# Holomorphic functions at stationary points

ayae
Recently I have been self teaching myself complex analysis.

I am interested in the conformal mapping property of holomorphic functions and why and how it breaks down at stationary points.

Could anyone suggest further reading for this or shed some light on the subject.

Many thanks,
Ayae

henry_m
An intuitive explanation for why holomorphic implies conformal can be seen from the power series expansion of a function.

A complex function, differentiable at 0 can be expressed as a power series in some finite circle around the origin: $f(z)=f(0)+f'(0)z+f''(0)\frac{z^2}{2!}+\cdots$. Sufficiently near the origin, we can ignore the higher powers of z. So this is approximately just a (affine) linear function, as long as $f'(0)\neq0$: a multiplication by a fixed complex number, which is just a rotation (by the argument) and dilation (by the modulus), followed by a translation. This is clearly conformal (and conversely every conformal transformation must locally look like this).

On the other hand, if f'(0) vanishes, the higher order terms are dominant so there is an additional power of z. So, for example, if the first nonvanishing derivative is the second, the function locally looks like $z\mapsto z^2$ (followed by rotation, dilation & translation). You just have to look at the polar form to see that this doubles angles at the origin so it isn't conformal.
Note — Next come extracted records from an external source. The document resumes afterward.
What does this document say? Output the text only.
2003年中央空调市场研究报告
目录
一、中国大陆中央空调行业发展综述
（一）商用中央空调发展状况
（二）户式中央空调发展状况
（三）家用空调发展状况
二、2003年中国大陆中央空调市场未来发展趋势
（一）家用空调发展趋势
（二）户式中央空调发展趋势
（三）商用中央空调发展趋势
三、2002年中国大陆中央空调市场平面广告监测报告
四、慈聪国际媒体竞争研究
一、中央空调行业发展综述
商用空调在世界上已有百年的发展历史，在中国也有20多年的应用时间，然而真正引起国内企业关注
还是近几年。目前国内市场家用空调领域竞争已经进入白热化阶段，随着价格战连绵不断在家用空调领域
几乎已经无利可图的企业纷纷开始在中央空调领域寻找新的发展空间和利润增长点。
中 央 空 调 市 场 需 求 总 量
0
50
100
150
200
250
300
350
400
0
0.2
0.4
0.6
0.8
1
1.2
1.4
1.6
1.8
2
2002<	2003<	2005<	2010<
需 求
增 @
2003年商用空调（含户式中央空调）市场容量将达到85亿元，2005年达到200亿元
Locally, any complex differentiable function looks like a power, so to understand the local behaviour you need only understand z, z2, z3 etc. This is all just heuristic, but hopefully it will help to understand why it works.

ayae

You just have to look at the polar form to see that this doubles angles at the origin so it isn't conformal.
One thing; does it not half the angles?
$$e^{i\theta}\rightarrow e^{2i\theta}$$

http://www.wolframalpha.com/input/?i={Re[%28x%2Biy%29]%3D0%2C+Im[%28x%2Biy%29]%3D0}
http://www.wolframalpha.com/input/?i={Re[%28x%2Biy%29^2]%3D0%2C+Im[%28x%2Biy%29^2]%3D0}

henry_m
One thing; does it not half the angles?
$$e^{i\theta}\rightarrow e^{2i\theta}$$
I think you've got the direction of the map the wrong way round; a curve $\gamma$ gets mapped to $\{z^2|z\in \gamma\}$, not $\{z|z^2\in \gamma\}$. Think about where each of the points goes after the function is applied to it. For example, the ray $iy$ with $y>0$; after getting squared each of the points ends up on the negative real axis, doubling the ray's angle with the positive real axis. Hope that makes sense.